Aku segera mengantungi handphoneku dan turun dari atap sekolah. Aku tidak bohong soal akan ke kantin, karena perutku memang betul-betul lapar. Dan semoga saja menu di kantin tidak terlalu buruk. Karena jika ya, aku akan meminta Mum untuk membuatkanku bekal makan siang setiap hari. Aku tak peduli jika aku akan dipanggil anak mami atau sejenisnya.

Kantin sudah cukup ramai saat aku datang.
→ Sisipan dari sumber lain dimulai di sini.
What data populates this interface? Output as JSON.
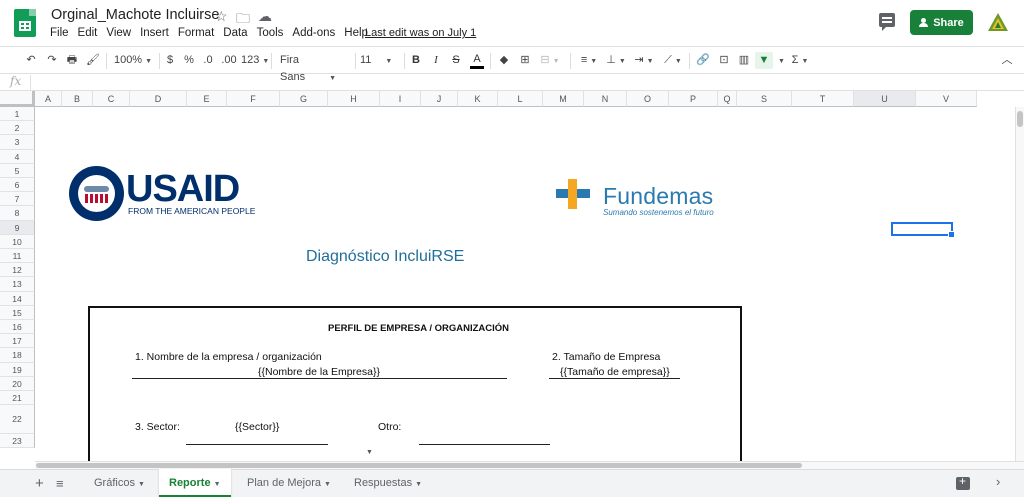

Tapi, saat aku baru akan memasukinya, seorang cewek berambut hitam mencegatku, itu Anne. Adikku, ya.

"Ka Adrain, kaka harus dengar aku soal Julien," katanya buru-buru padaku. Aku hanya memutar bola mataku dengan bosan dan mengangguk, lalu menatapnya dan menyuruhnya melanjutkan. "Kaka tau Ellie, kan? Tadi dia meneleponku dan mengatakan dengan panjang lebar soal Julien yang ternyata berhenti sekolah di Jerman dan akan pindah kesini—"

Yaampun, aku sebenarnya malas mendengar Anne bercerita soal Julien. Anne bilang dia benci Julien dan ingin melupakan Julien setelah kami pindah kesini. Tapi dia malah kedengaran seperti senang mendengar berita ini.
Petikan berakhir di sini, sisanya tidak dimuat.